## Preventing Excel Divide by 0 Error

## Dividing by Zero in Excel

Without getting into a semantics debate, Excel does allow you to divide by zero. It also lets you know you have an error. In the resulting cell, it shows the famous line of **#DIV/0!**. It’s one of those error messages where the letters and numbers make sense, but you also wonder if your PC is swearing at you.

Although your PC isn’t mad, the message may fluster users. Some look at the alert and see the help text “**The formula or function used is dividing by zero or empty cells**” as shown below. Others might question the data integrity. Personally, I think it’s an aesthetic issue.

The reason I got this Excel error was that I tried to divide my **Cost** value in C7 by my **Catalog Count** in D7. This test ad cost $77.45 and generated 0 catalog requests. A similar error occurs if the Catalog Count cell was blank.

## Add Logic to Your Excel Formula

There are several ways to fix this error. The best way would be to produce test ads that converted better, but you may not have control of this item. You do have control of Excel and an easy way to change this message is to use the **IF function**.

This is a logic function where you can direct Excel to do one action if a condition is TRUE and another action if the condition is FALSE.

In this case, I want Excel to take a different action if I have a Catalog Count of “0”. Otherwise, Excel can continue as normal.

## How to Display a Blank Value instead of #DIV/0!

(For illustration purposes, these steps are using Excel 2007. The process is similar in other versions.)

1. Create a column for your formula. (e.g. Column E Conv Cost)

2. Click the next cell down in that column. (e.g. E2)

3. Click **Insert Function** on the Excel ribbon.

4. In the **Insert Function dialog**, select **IF**

5. Click **OK**.

6. In the **Function Arguments** dialog, click in the **Logical_test** field.

7. Click the top cell in the column which you’re dividing by. (e.g. D2)

8. In the same text field after the cell reference type **=0**. (The field should show something like D2=0)

9. Leave the **Value_if_true** field **blank**.

10. In the **Value_if_false** field, enter your formula such as C2/D2

11. Click **OK**.

12. Copy the Excel formula down to each cell in the column.

You can see in the example below, in each case where I had a “0” or a blank cell in Column D (Catalog Count), Excel left the Conv Cost value in Column E blank. The blank value in the Excel formula is represented as the double quotes.

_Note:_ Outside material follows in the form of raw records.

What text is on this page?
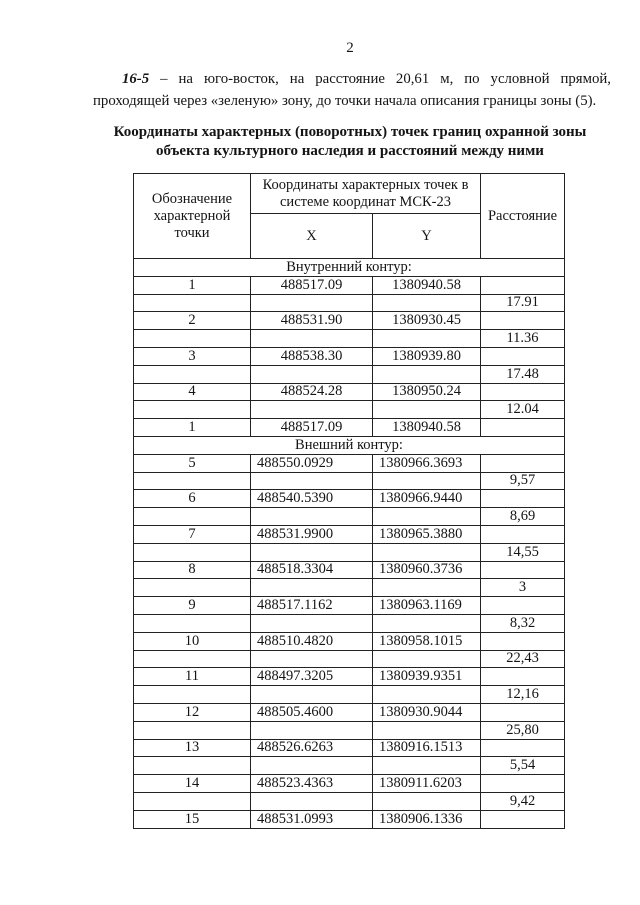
2

16-5 – на юго-восток, на расстояние 20,61 м, по условной прямой, проходящей через «зеленую» зону, до точки начала описания границы зоны (5).

Координаты характерных (поворотных) точек границ охранной зоны объекта культурного наследия и расстояний между ними
Обозначение характерной точки	Координаты характерных точек в системе координат МСК-23		Расстояние
	X	Y	
Внутренний контур:			
1	488517.09	1380940.58	
			17.91
2	488531.90	1380930.45	
			11.36
3	488538.30	1380939.80	
			17.48
4	488524.28	1380950.24	
			12.04
1	488517.09	1380940.58	
Внешний контур:			
5	488550.0929	1380966.3693	
			9,57
6	488540.5390	1380966.9440	
			8,69
7	488531.9900	1380965.3880	
			14,55
8	488518.3304	1380960.3736	
			3
9	488517.1162	1380963.1169	
			8,32
10	488510.4820	1380958.1015	
			22,43
11	488497.3205	1380939.9351	
			12,16
12	488505.4600	1380930.9044	
			25,80
13	488526.6263	1380916.1513	
			5,54
14	488523.4363	1380911.6203	
			9,42
15	488531.0993	1380906.1336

In short order, you’ll start entering this function directly in the Excel formula bar rather than using the Insert Function dialog.

## Other Substitutions for #DIV/0!

Just as some people don’t like the divide by zero error messages, others might object to blank cell values or the zero. They might prefer something like a text value or even the contents from another cell.

You can substitute text or a cell reference instead of having the cell be blank. For example, I could’ve used “na”.

**=IF(D2=0,"na",C2/D2)**

or

**=IF(D2=0,C2,C2/D2)**

In this last example, Excel would insert the Cost value in the Conv Cost cell instead. Depending on your situation this may be more accurate. In my example of catalog conversion costs, using the Cost value might be better than “0” or a blank.

Excel allows you to fix this error in several ways. Another popular solution from readers mentioned that the **ERROR.TYPE** method works well. Microsoft has assigned an error value of “2” for this #DIV/0 example. You can find more details on ERROR.TYPE on the Microsoft site.

As you can see there are several ways you can remove the divide by zero error in Excel. Chances are whichever method you choose will be less annoying for your users than seeing #DIV/0!